Few families had cars, telephones were scarce, and they didn’t have television until the early sixties. At the time, people who owned radios were seen as very modern and even some considered radios sacrilege and the work of the devil until they got used to them.
So, having no means of technical communication, the women of the community in Madinah would start visiting each other starting from the month of Rajab, which is two months preceding Ramadan, and considered a sacred month in the Hijri calendar.
Not having telephones to call in advance before paying a visit, they would either send one of the kids to their neighbors’ or relatives’ houses to announce their intention of coming over. It was normal for guests to show up unexpectedly at your door, at any time of the day. So the women of the household had to be always ready to receive them.
Men on the other hand, would exchange greetings for the advent of Ramadan at the Prophet’s Mosque as they pass each other by before or after prayers.
Men like my grandfather and great-grandfather who were merchants, and who all knew each other, would drop by each other’s shops that surrounded the holy mosque to exchange greetings and good wishes for the holy month.
Those who lived abroad as my parents did in the sixties and seventies, could not communicate with their families via telephone. International calls between Saudi Arabia and other countries were not available for ordinary households.

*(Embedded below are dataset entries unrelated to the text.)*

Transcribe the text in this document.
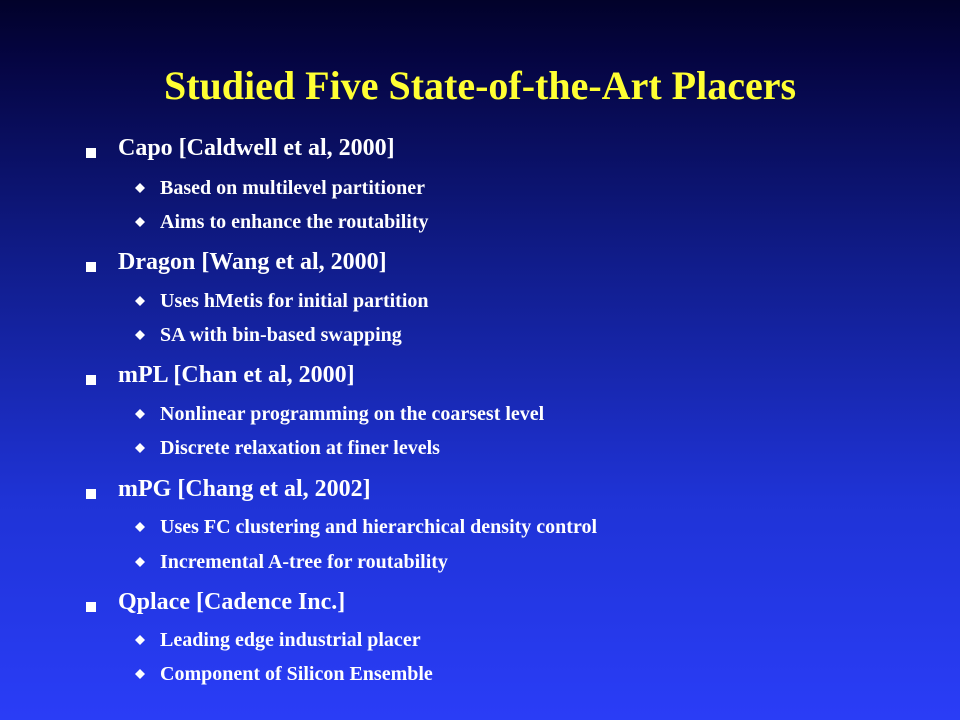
Studied Five State-of-the-Art Placers
Capo [Caldwell et al, 2000]
Based on multilevel partitioner
Aims to enhance the routability
Dragon [Wang et al, 2000]
Uses hMetis for initial partition
SA with bin-based swapping
mPL [Chan et al, 2000]
Nonlinear programming on the coarsest level
Discrete relaxation at finer levels
mPG [Chang et al, 2002]
Uses FC clustering and hierarchical density control
Incremental A-tree for routability
Qplace [Cadence Inc.]
Leading edge industrial placer
Component of Silicon Ensemble
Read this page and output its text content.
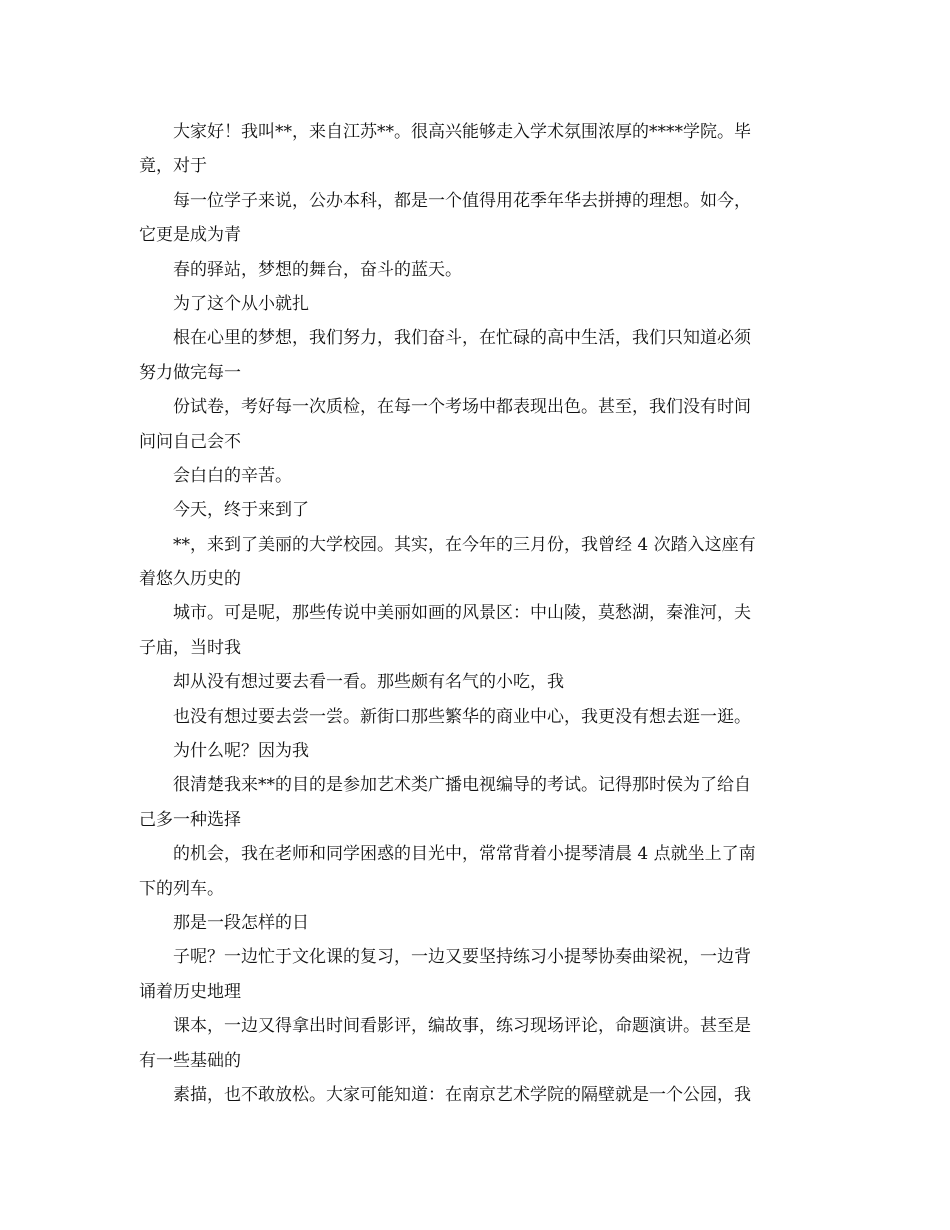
大家好！我叫**，来自江苏**。很高兴能够走入学术氛围浓厚的****学院。毕
竟，对于
每一位学子来说，公办本科，都是一个值得用花季年华去拼搏的理想。如今，
它更是成为青
春的驿站，梦想的舞台，奋斗的蓝天。
为了这个从小就扎
根在心里的梦想，我们努力，我们奋斗，在忙碌的高中生活，我们只知道必须
努力做完每一
份试卷，考好每一次质检，在每一个考场中都表现出色。甚至，我们没有时间
问问自己会不
会白白的辛苦。
今天，终于来到了
**，来到了美丽的大学校园。其实，在今年的三月份，我曾经 4 次踏入这座有
着悠久历史的
城市。可是呢，那些传说中美丽如画的风景区：中山陵，莫愁湖，秦淮河，夫
子庙，当时我
却从没有想过要去看一看。那些颇有名气的小吃，我
也没有想过要去尝一尝。新街口那些繁华的商业中心，我更没有想去逛一逛。
为什么呢？因为我
很清楚我来**的目的是参加艺术类广播电视编导的考试。记得那时侯为了给自
己多一种选择
的机会，我在老师和同学困惑的目光中，常常背着小提琴清晨 4 点就坐上了南
下的列车。
那是一段怎样的日
子呢？一边忙于文化课的复习，一边又要坚持练习小提琴协奏曲梁祝，一边背
诵着历史地理
课本，一边又得拿出时间看影评，编故事，练习现场评论，命题演讲。甚至是
有一些基础的
素描，也不敢放松。大家可能知道：在南京艺术学院的隔壁就是一个公园，我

They had to write letters to their families many weeks in advance in order to wish them a blessed Ramadan. Predictably, they did not receive communications in return until way after Ramadan and Eid.
Thankfully, now we can happily communicate with our loved ones living abroad through so many technological channels that make their distance easier to bear.

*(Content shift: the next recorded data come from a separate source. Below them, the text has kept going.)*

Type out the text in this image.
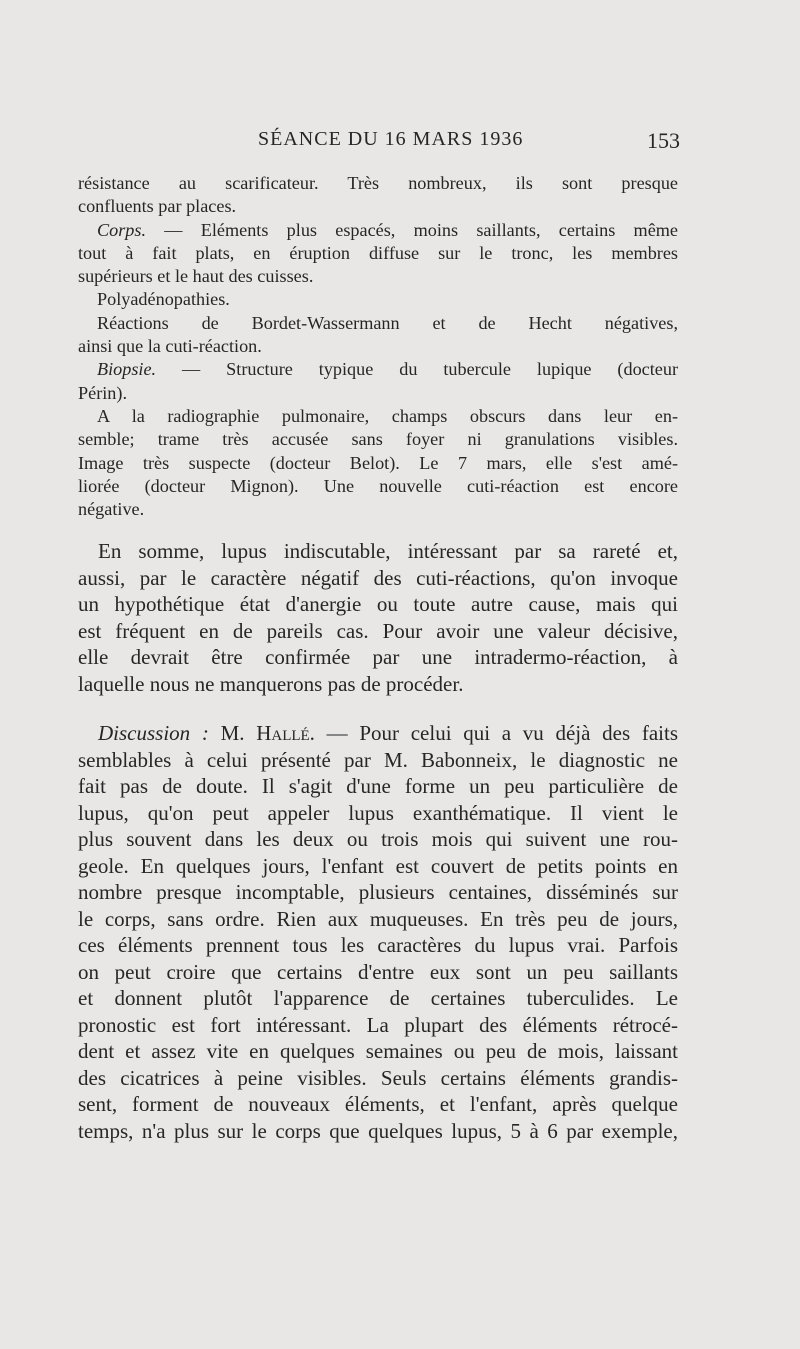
SÉANCE DU 16 MARS 1936	153
résistance au scarificateur. Très nombreux, ils sont presque
confluents par places.
Corps. — Eléments plus espacés, moins saillants, certains même
tout à fait plats, en éruption diffuse sur le tronc, les membres
supérieurs et le haut des cuisses.
Polyadénopathies.
Réactions de Bordet-Wassermann et de Hecht négatives,
ainsi que la cuti-réaction.
Biopsie. — Structure typique du tubercule lupique (docteur
Périn).
A la radiographie pulmonaire, champs obscurs dans leur en-
semble; trame très accusée sans foyer ni granulations visibles.
Image très suspecte (docteur Belot). Le 7 mars, elle s'est amé-
liorée (docteur Mignon). Une nouvelle cuti-réaction est encore
négative.
En somme, lupus indiscutable, intéressant par sa rareté et,
aussi, par le caractère négatif des cuti-réactions, qu'on invoque
un hypothétique état d'anergie ou toute autre cause, mais qui
est fréquent en de pareils cas. Pour avoir une valeur décisive,
elle devrait être confirmée par une intradermo-réaction, à
laquelle nous ne manquerons pas de procéder.
Discussion : M. Hallé. — Pour celui qui a vu déjà des faits
semblables à celui présenté par M. Babonneix, le diagnostic ne
fait pas de doute. Il s'agit d'une forme un peu particulière de
lupus, qu'on peut appeler lupus exanthématique. Il vient le
plus souvent dans les deux ou trois mois qui suivent une rou-
geole. En quelques jours, l'enfant est couvert de petits points en
nombre presque incomptable, plusieurs centaines, disséminés sur
le corps, sans ordre. Rien aux muqueuses. En très peu de jours,
ces éléments prennent tous les caractères du lupus vrai. Parfois
on peut croire que certains d'entre eux sont un peu saillants
et donnent plutôt l'apparence de certaines tuberculides. Le
pronostic est fort intéressant. La plupart des éléments rétrocé-
dent et assez vite en quelques semaines ou peu de mois, laissant
des cicatrices à peine visibles. Seuls certains éléments grandis-
sent, forment de nouveaux éléments, et l'enfant, après quelque
temps, n'a plus sur le corps que quelques lupus, 5 à 6 par exemple,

However, as much as we have a lot to be grateful for in how the Internet and modern communications technologies have made life so much easier for all of us around the globe, perhaps they have also created some distance between people who live in the same country, city or neighborhood.
So go on, pick up the phone and let that forgotten relative or friend hear your voice, and wish them a blessed Ramadan. Better still, visit your elders, and make them happy to see you in this holy month.